Nach der einen oder anderen „Pizza“-Abfahrt zum Förderband weiß das Kind wieder, wie gebremst wird – und es geht weiter. Die Schlangen zum Beispiel am Sessellift Brembergkopf oder am Büre-Bremberg X-Press sind zwar ebenfalls lang, aber Liftpersonal weist auf das Einhalten der Abstände und den korrekten Sitz des Mund-Nasen-Schutzes hin, was auch ab und an nötig ist!

Etwas fällt auf

Der (Kunst-)Schnee? Super. Die geöffneten Pisten? Top präpariert. Lediglich am Ende des Weges zur Talstation des Schneewittchen-Lifts könnte ein wenig geklagt werden. Aber: geschenkt.

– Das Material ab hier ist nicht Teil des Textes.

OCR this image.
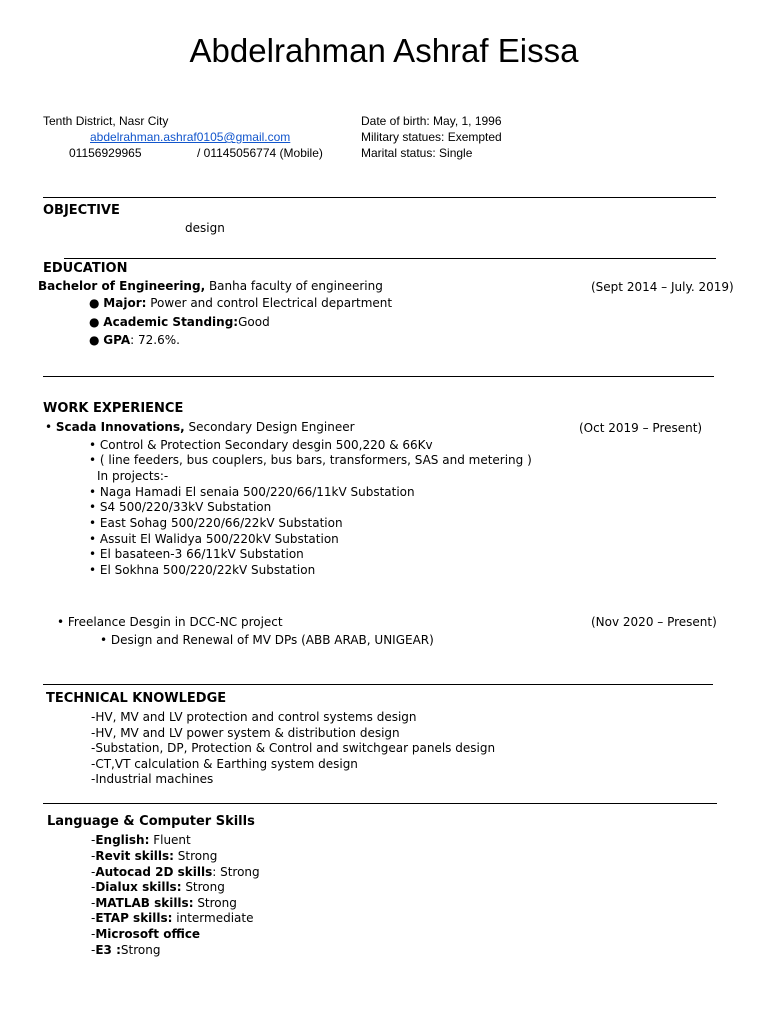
Abdelrahman Ashraf Eissa
Tenth District, Nasr City
abdelrahman.ashraf0105@gmail.com
01156929965	/ 01145056774 (Mobile)
Date of birth: May, 1, 1996
Military statues: Exempted
Marital status: Single
OBJECTIVE
design
EDUCATION
Bachelor of Engineering, Banha faculty of engineering	(Sept 2014 – July. 2019)
● Major: Power and control Electrical department
● Academic Standing:Good
● GPA: 72.6%.
WORK EXPERIENCE
• Scada Innovations, Secondary Design Engineer	(Oct 2019 – Present)
• Control & Protection Secondary desgin 500,220 & 66Kv
• ( line feeders, bus couplers, bus bars, transformers, SAS and metering )
In projects:-
• Naga Hamadi El senaia 500/220/66/11kV Substation
• S4 500/220/33kV Substation
• East Sohag 500/220/66/22kV Substation
• Assuit El Walidya 500/220kV Substation
• El basateen-3 66/11kV Substation
• El Sokhna 500/220/22kV Substation
• Freelance Desgin in DCC-NC project	(Nov 2020 – Present)
• Design and Renewal of MV DPs (ABB ARAB, UNIGEAR)
TECHNICAL KNOWLEDGE
-HV, MV and LV protection and control systems design
-HV, MV and LV power system & distribution design
-Substation, DP, Protection & Control and switchgear panels design
-CT,VT calculation & Earthing system design
-Industrial machines
Language & Computer Skills
-English: Fluent
-Revit skills: Strong
-Autocad 2D skills: Strong
-Dialux skills: Strong
-MATLAB skills: Strong
-ETAP skills: intermediate
-Microsoft office
-E3 :Strong
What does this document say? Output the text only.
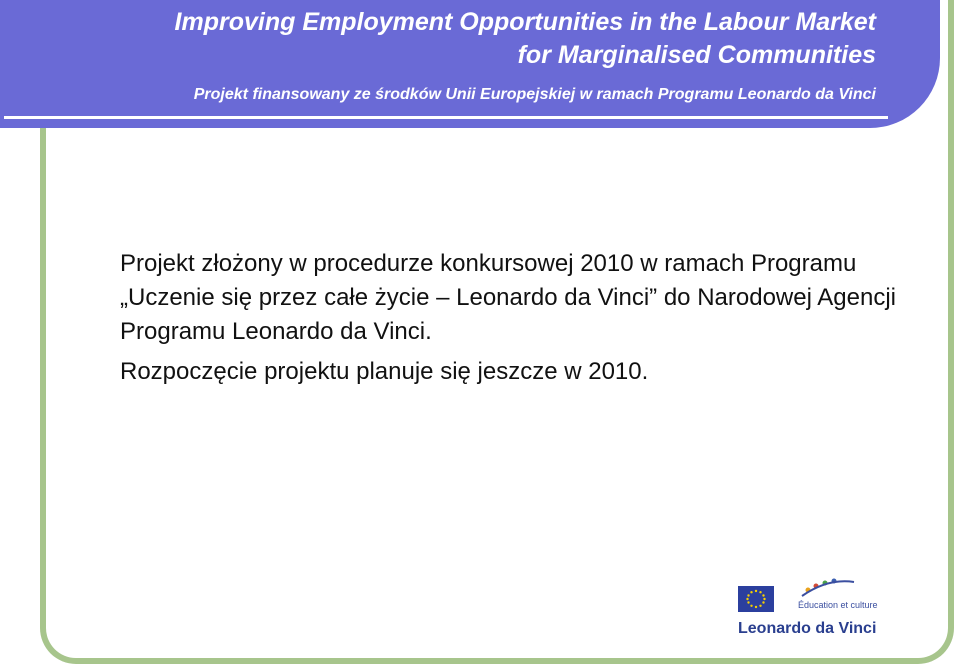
Improving Employment Opportunities in the Labour Market
for Marginalised Communities

Projekt finansowany ze środków Unii Europejskiej w ramach Programu Leonardo da Vinci

Projekt złożony w procedurze konkursowej 2010 w ramach Programu „Uczenie się przez całe życie – Leonardo da Vinci” do Narodowej Agencji Programu Leonardo da Vinci.
Rozpoczęcie projektu planuje się jeszcze w 2010.
Éducation et culture
Leonardo da Vinci
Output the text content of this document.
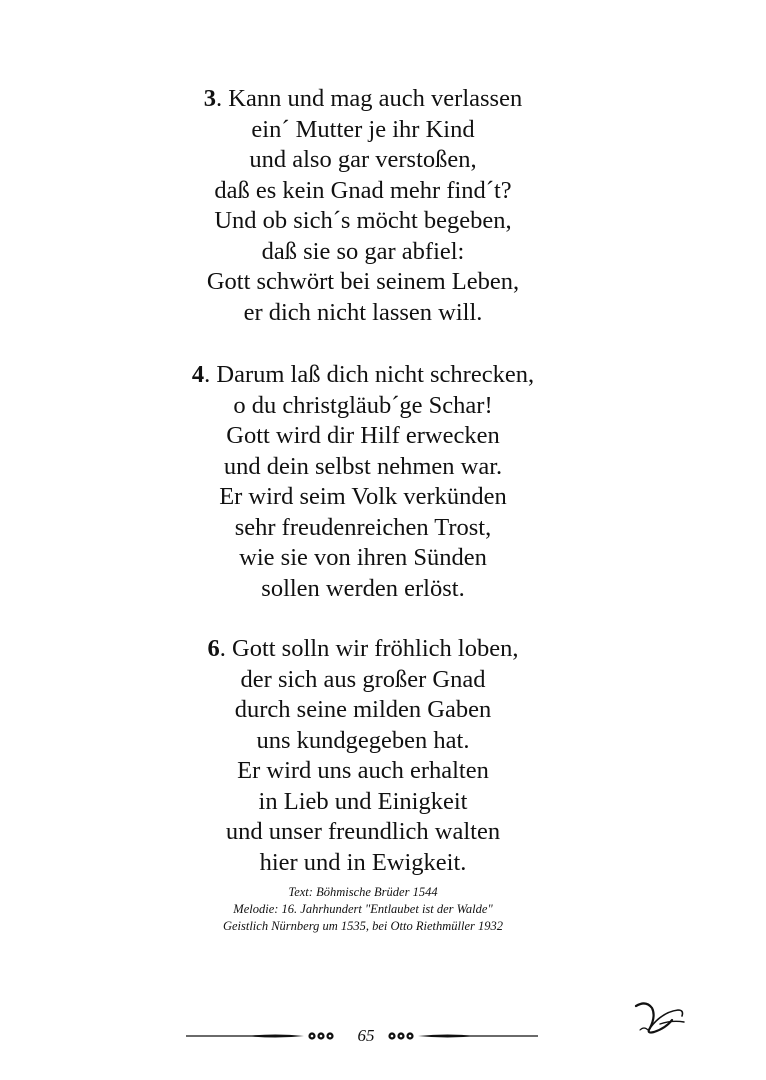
3. Kann und mag auch verlassen
ein´ Mutter je ihr Kind
und also gar verstoßen,
daß es kein Gnad mehr find´t?
Und ob sich´s möcht begeben,
daß sie so gar abfiel:
Gott schwört bei seinem Leben,
er dich nicht lassen will.
4. Darum laß dich nicht schrecken,
o du christgläub´ge Schar!
Gott wird dir Hilf erwecken
und dein selbst nehmen war.
Er wird seim Volk verkünden
sehr freudenreichen Trost,
wie sie von ihren Sünden
sollen werden erlöst.
6. Gott solln wir fröhlich loben,
der sich aus großer Gnad
durch seine milden Gaben
uns kundgegeben hat.
Er wird uns auch erhalten
in Lieb und Einigkeit
und unser freundlich walten
hier und in Ewigkeit.
Text: Böhmische Brüder 1544
Melodie: 16. Jahrhundert "Entlaubet ist der Walde"
Geistlich Nürnberg um 1535, bei Otto Riethmüller 1932
65
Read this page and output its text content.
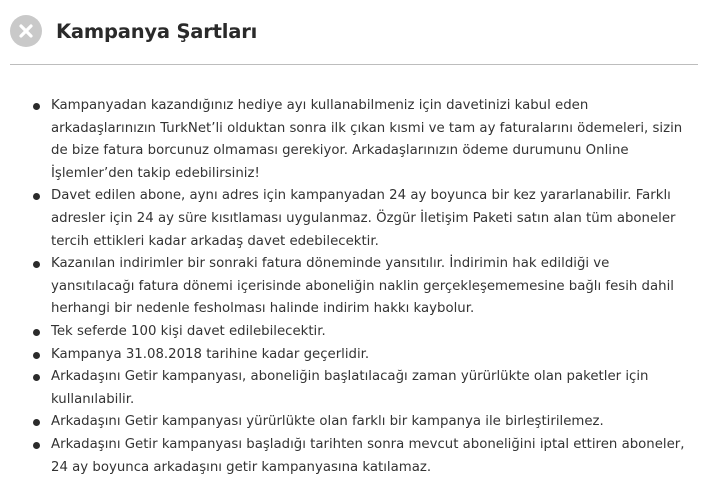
Kampanya Şartları
Kampanyadan kazandığınız hediye ayı kullanabilmeniz için davetinizi kabul eden arkadaşlarınızın TurkNet’li olduktan sonra ilk çıkan kısmi ve tam ay faturalarını ödemeleri, sizin de bize fatura borcunuz olmaması gerekiyor. Arkadaşlarınızın ödeme durumunu Online İşlemler’den takip edebilirsiniz!
Davet edilen abone, aynı adres için kampanyadan 24 ay boyunca bir kez yararlanabilir. Farklı adresler için 24 ay süre kısıtlaması uygulanmaz. Özgür İletişim Paketi satın alan tüm aboneler tercih ettikleri kadar arkadaş davet edebilecektir.
Kazanılan indirimler bir sonraki fatura döneminde yansıtılır. İndirimin hak edildiği ve yansıtılacağı fatura dönemi içerisinde aboneliğin naklin gerçekleşememesine bağlı fesih dahil herhangi bir nedenle fesholması halinde indirim hakkı kaybolur.
Tek seferde 100 kişi davet edilebilecektir.
Kampanya 31.08.2018 tarihine kadar geçerlidir.
Arkadaşını Getir kampanyası, aboneliğin başlatılacağı zaman yürürlükte olan paketler için kullanılabilir.
Arkadaşını Getir kampanyası yürürlükte olan farklı bir kampanya ile birleştirilemez.
Arkadaşını Getir kampanyası başladığı tarihten sonra mevcut aboneliğini iptal ettiren aboneler, 24 ay boyunca arkadaşını getir kampanyasına katılamaz.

Wir fahren gut zwei Stunden, sehen, wie mitgebrachte Snacks oder am Außenverkauf der Hütten erworbene Speisen auf Bänken oder im Schnee sitzend verzehrt werden. Mal mit mehr Abstand, mal mit weniger. Auffallend: Der Mund-Nasen-Schutz, der während des Liftens getragen werden muss, bleibt häufig auch auf der Piste im Gesicht der Skisportler.

Für meinen gilt das auch, entsprechend verschwitzt ist er. Das Gefühl, ihn kurz vor dem Einstieg ins Auto in die Mülltonne zu werfen, ist erleichternd. Der spätere Blick im Auto auf die Rücksitze ist hingegen amüsant. Der sonst so muntere Nachwuchs ist vom Skifahren erschöpft – ausgebremst.